After 11 years of parenthood I am finally beginning to get a handle on my kids and am understanding the very unique personalities of each of my two boys. My older son, while is sweet and caring, does it in his own stoic way. He is 11 and has fully embraced the idea of being a moody teenager. He speaks when he wants to and spends a great deal of time locked behind headphones either attached to his iPhone or his Xbox. When I get more than 3 or 4 words at a time from him, I cherish each of them and desperately wish (on the inside) for just 1 or 2 more. I have learned not to push him (although I sometimes break that rule, much to my lament) and to try to capitalize on any moments he offers me more than the occasional grunt. He took great pleasure in the fact that he is on to the whole Santa schtick finally and that he shared a secret with his mom and dad that we all protectively kept from his 8 year-old brother. When I discreetly disappeared to the bedroom to wrap “santa’s” gifts, he joined me and we had an hour of blissful discussion about a broad range of topics. It was priceless and, frankly, my best memory of Christmas this year. I know it is likely not to happen again for a very LONG time.
My younger son, on the other hand, is a born extrovert just like his mommy. He needs to talk as much as possible, as often as possible and on as many topics as his little brain can come up with in any given moment. He lives to make people laugh and will beat a joke into the ground if he gets the desired reaction from his audience. I know that he is still young and has not yet entered that unpleasant state of pre-adolesence when he will forget how much he enjoys talking to me and decides to shut out the world with the exception of anyone who speaks his mysterious preteen language. But I have hopes for him. I regularly pray that he will be different and will not abandon our special relationship. That he will not shy away from the cuddle time we often share. That he will not stop kicking my husband out of the bed to be closer to me. That he will not stop languishing in the opportunities to lay in bed and watch TV only with mommy. I pray that he stays my baby forever. I know this won’t happen but a girl can dream, can’t she?

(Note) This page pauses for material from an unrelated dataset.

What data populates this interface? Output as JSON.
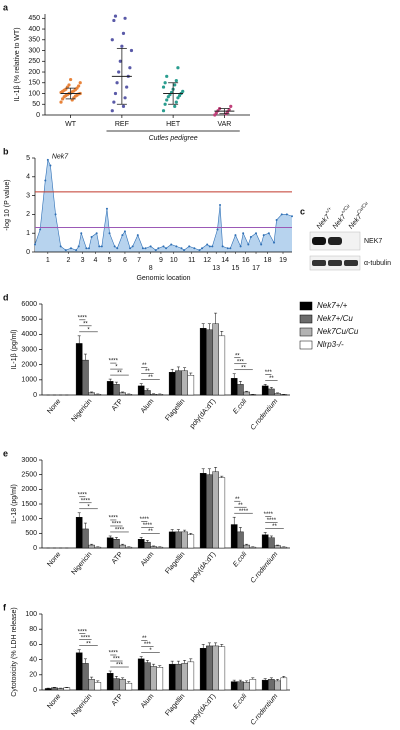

It is often overwhelming watching your children grow and change at such a rapid pace. Everyone always tells you to cherish each moment because they grow up so fast but you cannot appreciate the reality of that until your son is looking you in the eye and you realize that he has a whole life that you really understand very little of. We recently spent a weekend watching old videos that I took when the boys were babies and preschoolers and even I was surprised at how much had changed. How come I could not remember that high pitched voice coming from my older son’s mouth? When had that delightful little squeal turned into a deep alto in a young man’s body? What happened to the silly little creature dancing around in the bathroom shaking his butt into the camera? When did he become reserved and private? Does he still laugh like that? When he smiles and shows me a glimpse into his old self, my heart swells.
Our children continually teach us lessons on how to be better people while testing our patience and ability to remain calm under some of the most trying circumstances. I recently said to a friend that I did not think I would have been able to make to take the great personal strides I have taken in my life without my children being an influence. They make me want to be a better person because I want to do better for them. They show us how to love and teach us about forgiveness and kindness. They allow us to experience every range of emotion possible. From anger to deep love, to fear and comfort – sometimes all in the span of an hour!
I am grateful for my children and I love them for who they are – two very different and very lovely, kind, generous, and unique boys. They make me proud and make me thankful that I chose to take this path of motherhood.
I say all this for no particular reason except that my younger son blew me a kiss when he got out of the car this morning at school drop-off and my heart melted. Maybe, just maybe, he’ll blow me kisses forever.